Govt-led defense sales talks seek to boost flagging industry

Yomiuri Shimbun file photo
An international exhibition of defense equipment by Japanese and foreign manufacturers is held in Makuhari Messe in Chiba in 2019.

To promote Japan’s defense industry, the government plans to take the lead in expanding exports of defense equipment such as aircraft and vehicles used by the Self-Defense Forces, according to governmental sources.

Under this policy, the government will be fully involved in all facets of negotiations with other countries regarding such orders and provide financial support to defense-related enterprises.

The government has begun looking into specifying the policy in the nation’s National Security Strategy, set to be revised by the end of this year.

At present, the export of Japanese defense equipment has been effectively left entirely up to private enterprises.

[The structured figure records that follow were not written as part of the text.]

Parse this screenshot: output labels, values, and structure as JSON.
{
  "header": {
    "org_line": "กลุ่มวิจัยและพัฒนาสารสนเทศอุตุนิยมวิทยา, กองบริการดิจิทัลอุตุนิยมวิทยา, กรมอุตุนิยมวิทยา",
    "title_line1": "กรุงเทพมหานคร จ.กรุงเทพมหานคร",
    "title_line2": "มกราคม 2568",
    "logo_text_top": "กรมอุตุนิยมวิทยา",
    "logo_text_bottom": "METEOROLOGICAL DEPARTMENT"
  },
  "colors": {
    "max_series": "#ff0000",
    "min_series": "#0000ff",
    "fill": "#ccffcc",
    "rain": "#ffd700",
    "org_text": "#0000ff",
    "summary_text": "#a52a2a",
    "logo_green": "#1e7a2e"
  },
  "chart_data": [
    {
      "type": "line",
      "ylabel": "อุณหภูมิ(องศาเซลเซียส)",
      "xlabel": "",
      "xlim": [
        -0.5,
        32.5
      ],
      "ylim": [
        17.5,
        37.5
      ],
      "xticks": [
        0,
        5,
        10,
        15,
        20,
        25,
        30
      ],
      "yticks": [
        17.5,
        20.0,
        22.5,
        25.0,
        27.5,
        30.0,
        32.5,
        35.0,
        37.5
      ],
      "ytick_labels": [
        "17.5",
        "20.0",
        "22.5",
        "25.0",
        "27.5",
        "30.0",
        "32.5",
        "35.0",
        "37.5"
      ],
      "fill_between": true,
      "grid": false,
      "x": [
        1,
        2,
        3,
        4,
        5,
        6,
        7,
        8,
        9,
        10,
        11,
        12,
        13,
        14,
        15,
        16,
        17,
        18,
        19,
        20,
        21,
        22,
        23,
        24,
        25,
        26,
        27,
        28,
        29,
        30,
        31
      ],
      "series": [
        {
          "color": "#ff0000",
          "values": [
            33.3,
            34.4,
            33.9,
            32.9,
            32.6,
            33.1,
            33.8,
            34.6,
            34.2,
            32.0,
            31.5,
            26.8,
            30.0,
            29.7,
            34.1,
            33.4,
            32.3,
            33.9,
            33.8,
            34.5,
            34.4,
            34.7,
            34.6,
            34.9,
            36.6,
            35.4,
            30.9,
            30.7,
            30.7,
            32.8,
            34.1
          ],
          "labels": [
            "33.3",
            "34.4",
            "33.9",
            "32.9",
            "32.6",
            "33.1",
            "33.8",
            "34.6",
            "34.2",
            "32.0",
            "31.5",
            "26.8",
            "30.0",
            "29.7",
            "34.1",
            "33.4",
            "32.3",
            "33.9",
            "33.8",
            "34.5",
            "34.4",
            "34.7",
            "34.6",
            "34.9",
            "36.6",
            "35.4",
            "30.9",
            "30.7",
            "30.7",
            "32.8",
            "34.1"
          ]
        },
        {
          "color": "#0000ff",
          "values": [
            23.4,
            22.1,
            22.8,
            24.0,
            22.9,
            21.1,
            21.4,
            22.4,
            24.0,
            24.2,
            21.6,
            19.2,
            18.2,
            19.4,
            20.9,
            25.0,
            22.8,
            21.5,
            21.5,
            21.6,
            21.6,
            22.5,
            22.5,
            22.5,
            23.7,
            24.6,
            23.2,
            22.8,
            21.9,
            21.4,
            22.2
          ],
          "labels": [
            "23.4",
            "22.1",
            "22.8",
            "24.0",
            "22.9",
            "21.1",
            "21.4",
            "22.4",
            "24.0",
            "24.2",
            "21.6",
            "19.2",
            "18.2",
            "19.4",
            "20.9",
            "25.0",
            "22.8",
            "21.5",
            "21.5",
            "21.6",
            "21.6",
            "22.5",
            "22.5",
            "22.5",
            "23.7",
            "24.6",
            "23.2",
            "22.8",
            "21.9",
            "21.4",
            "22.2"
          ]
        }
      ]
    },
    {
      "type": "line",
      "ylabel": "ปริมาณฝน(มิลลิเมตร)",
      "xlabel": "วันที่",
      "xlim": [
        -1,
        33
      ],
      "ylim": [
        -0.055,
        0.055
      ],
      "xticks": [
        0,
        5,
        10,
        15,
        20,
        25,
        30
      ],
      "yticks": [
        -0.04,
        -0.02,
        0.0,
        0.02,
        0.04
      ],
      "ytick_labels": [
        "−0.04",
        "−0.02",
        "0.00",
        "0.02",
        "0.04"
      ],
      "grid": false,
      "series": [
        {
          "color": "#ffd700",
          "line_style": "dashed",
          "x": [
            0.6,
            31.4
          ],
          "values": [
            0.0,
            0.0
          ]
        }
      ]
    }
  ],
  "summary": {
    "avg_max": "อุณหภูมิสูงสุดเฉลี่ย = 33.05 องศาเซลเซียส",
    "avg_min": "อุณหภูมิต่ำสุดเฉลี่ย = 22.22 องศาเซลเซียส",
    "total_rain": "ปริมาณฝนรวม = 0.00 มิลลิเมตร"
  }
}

The National Security Strategy serves as a basis for the government’s diplomatic and security policies. The planned revision will be its first since its compilation in 2013.

Japan’s defense industry has been in decline partly because its customers have generally been limited to the Defense Ministry and the SDF. Since 2003, more than 100 companies have withdrawn from the defense sector.

To maintain combat capabilities in the event of a contingency, the existence of defense-related firms is essential.

The government thus wants to help expand sales channels to buyers other than the SDF, judging it necessary to strengthen the defense industry’s foundations.

Official permission is needed to export defense equipment or offer related technologies abroad, but negotiations to receive orders from potential recipient countries are mainly conducted by private companies in Japan.

There have been several cases where the Japanese side lost their bids to foreign firms that entered negotiations through cooperation between their nation’s public and private sectors.

The government plans to proactively engage from the beginning of such negotiations and aims to build a system whereby the public and private sectors will promote defense equipment to potential purchasers.

As for financial support to the private enterprises, the government will likely set up a system to subsidize costs if defense equipment needs to be improved or the specifications have to be altered to meet requests from purchasing nations.

After purchases are made, the government plans to have the SDF provide lessons and training in the use of the defense equipment, while the private enterprise involved offers continuous maintenance services.

In 2014, the government replaced a policy that effectively banned defense equipment exports with the Three Principles on Transfer of Defense Equipment and Technology, which permitted exports as long as the transfers were not to countries in armed conflicts; the range is limited to contributing to peace, promotion of international cooperation or other purposes contributing to Japan’s security; and the recipient countries’ appropriate management of the equipment can be ensured.

Despite the policy, there has been only one case where Japan exported a fully assembled product: an air defense radar system to the Philippines.

The operational guideline for the principles limits the usage of transferred defense equipment to rescue, transportation and surveillance, for example, so Japan cannot export destroyers or fighter jets. The government sees defense exports as consisting of equipment such as transport aircraft and noncombat vehicles, but these rules might be relaxed in the future.

According to a senior Defense Ministry official, when France approaches Southeast Asian countries to buy its fighter jets, the French government sweetens the deal with an offer to increase the number of direct passenger flights.

South Korea has rapidly expanded its defense sales channels by covering for some of the research and development costs to improve the weapons for transfer to other countries.

The U.S. government has increased exports of weapons under a foreign military sales program in which Washington provides assistance mainly to allies for the acquisition of military equipment made by U.S. companies. The United States also provides necessary training programs in the sales packages.

In April, the Japan Business Federation (Keidanren) asked the ministry to discuss establishing a Japanese version of the program.